Sie lachen, weinen, werfen Küsse: Emojis sind überall. Längst sind sie mehr als bunte Symbole – sie bilden eine eigene visuelle Sprache, die Geschriebenes nicht ersetzt, aber ergänzt.
Was früher der Punkt am Satzende war, ist heute oft ein Smiley. Emojis sind kein digitales Gimmick, sondern fester Bestandteil der Alltagskommunikation – und mittlerweile ein faszinierendes Forschungsfeld für Sprachwissenschafter wie Dimitrios Meletis von der Universität Wien. Er befasst sich mit Emojis als Teil eines sich wandelnden Schriftsystems. Für ihn sind sie mehr als nur ein dekoratives Beiwerk, sondern Teil dieses Systems.
Emotionale Zwischentöne
„Emojis geben uns Mittel, die die Schrift allein nicht bietet“, sagt Meletis. Man kann sie vergleichen mit Mimik oder Tonfall, sie erweitern Geschriebenes mit emotionalen Zwischentönen.“ Wie auch der britischstämmige Linguist Vyvyan Evans, Autor von „The Emoji Code“, betont. Er beschreibt Emojis als „die Körpersprache des digitalen Zeitalters“. Meletis: „Als ergänzende Elemente werden sie in der Sprache also immer wichtiger – eine eigenständige Sprache sind sie jedoch nicht. Allein mit Emojis lässt sich keine sinnvolle Kommunikation führen. Aber sie übernehmen als Teil der Sprache bestimmte Funktionen – und das immer häufiger.“ So würden sie etwa zahlreiche Satzzeichen verdrängen.
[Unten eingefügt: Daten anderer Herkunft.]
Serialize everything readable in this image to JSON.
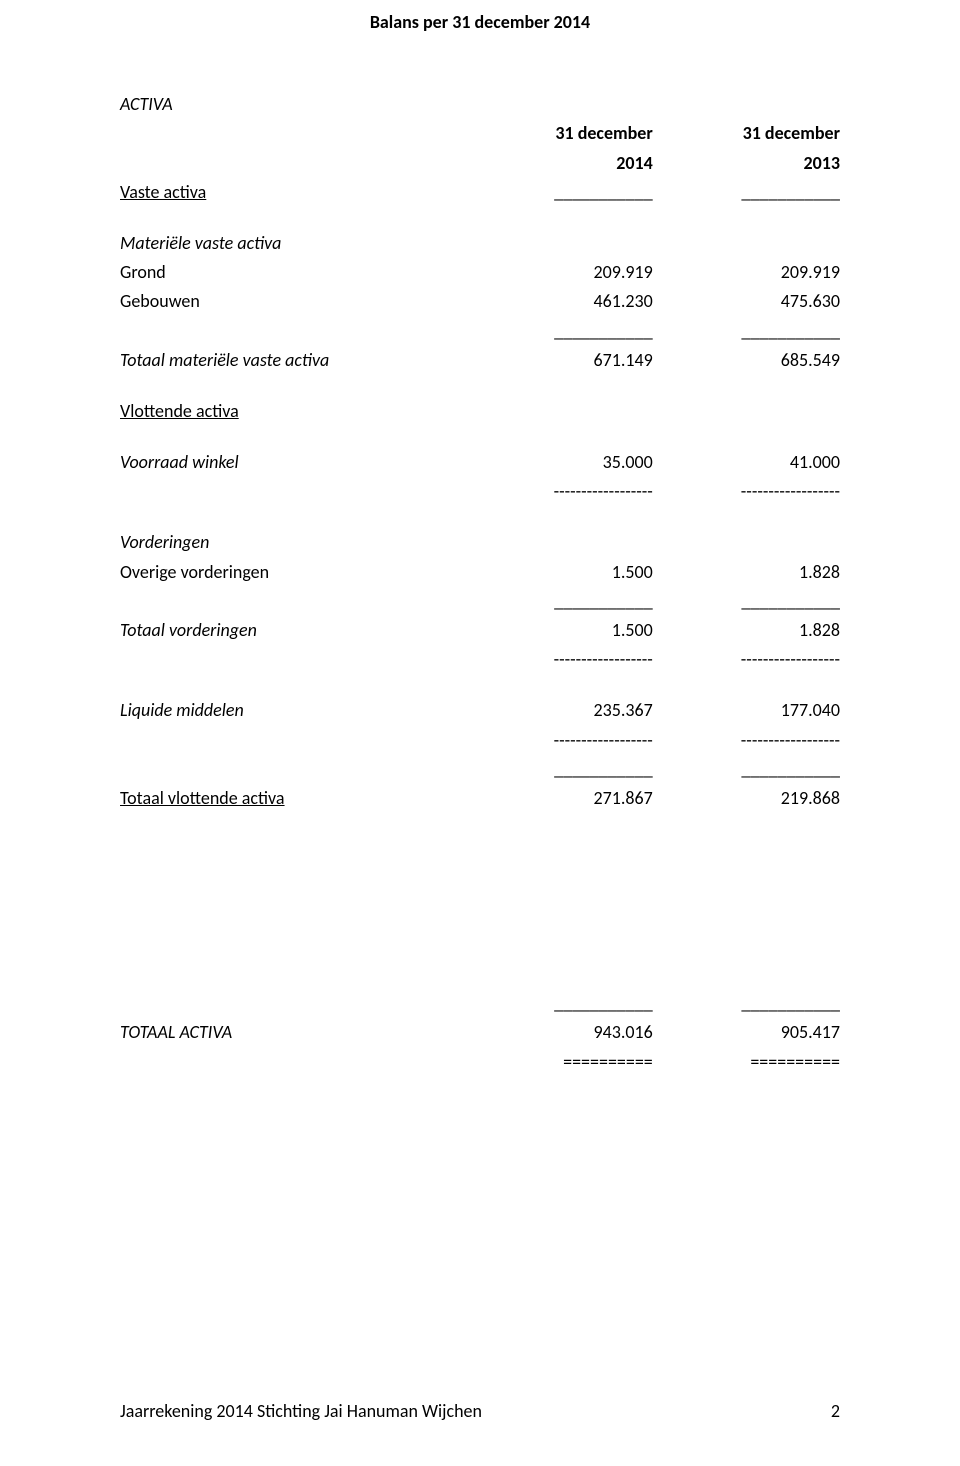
{
  "title": "Balans per 31 december 2014",
  "headers": {
    "col1_line1": "31 december",
    "col1_line2": "2014",
    "col2_line1": "31 december",
    "col2_line2": "2013"
  },
  "sections": {
    "activa": "ACTIVA",
    "vaste_activa": "Vaste activa",
    "materiele_vaste_activa": "Materiële vaste activa",
    "grond": {
      "label": "Grond",
      "v1": "209.919",
      "v2": "209.919"
    },
    "gebouwen": {
      "label": "Gebouwen",
      "v1": "461.230",
      "v2": "475.630"
    },
    "totaal_mva": {
      "label": "Totaal materiële vaste activa",
      "v1": "671.149",
      "v2": "685.549"
    },
    "vlottende_activa": "Vlottende activa",
    "voorraad_winkel": {
      "label": "Voorraad winkel",
      "v1": "35.000",
      "v2": "41.000"
    },
    "vorderingen": "Vorderingen",
    "overige_vorderingen": {
      "label": "Overige vorderingen",
      "v1": "1.500",
      "v2": "1.828"
    },
    "totaal_vorderingen": {
      "label": "Totaal vorderingen",
      "v1": "1.500",
      "v2": "1.828"
    },
    "liquide_middelen": {
      "label": "Liquide middelen",
      "v1": "235.367",
      "v2": "177.040"
    },
    "totaal_vlottende": {
      "label": "Totaal vlottende activa",
      "v1": "271.867",
      "v2": "219.868"
    },
    "totaal_activa": {
      "label": "TOTAAL ACTIVA",
      "v1": "943.016",
      "v2": "905.417"
    }
  },
  "separators": {
    "underline": "___________",
    "dash": "------------------",
    "double": "=========="
  },
  "footer": {
    "text": "Jaarrekening 2014 Stichting Jai Hanuman Wijchen",
    "page": "2"
  }
}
Emojis sollen Kommunikation vereinfachen – machen sie aber auch komplexer weil sie je nach Kontext, Generation oder Kultur unterschiedlich gelesen werden. „Es ist situationsabhängig, was sie bedeuten“, sagt Meletis. Natürlich gäbe es eindeutige Emojis, wie etwa das lachende mit Tränen, das weltweit am beliebtesten ist und am häufigsten verwendet wird. „Aber selbst das kann ironisch eingesetzt werden. Vor allem bei jungen Menschen wird dieses Emoji immer altmodischer und eher sarkastisch genutzt. Da kommt eine Bedeutungsnuance dazu“, so der Linguist.
Tot oder lustig?
Dennoch spielen Menschen Emojis bewusst aus, um Missverständnisse zu vermeiden. „Um klarzustellen: Wie meine ich das?“, sagt die Linguistin Tatjana Scheffler von der Ruhr-Universität Bochum.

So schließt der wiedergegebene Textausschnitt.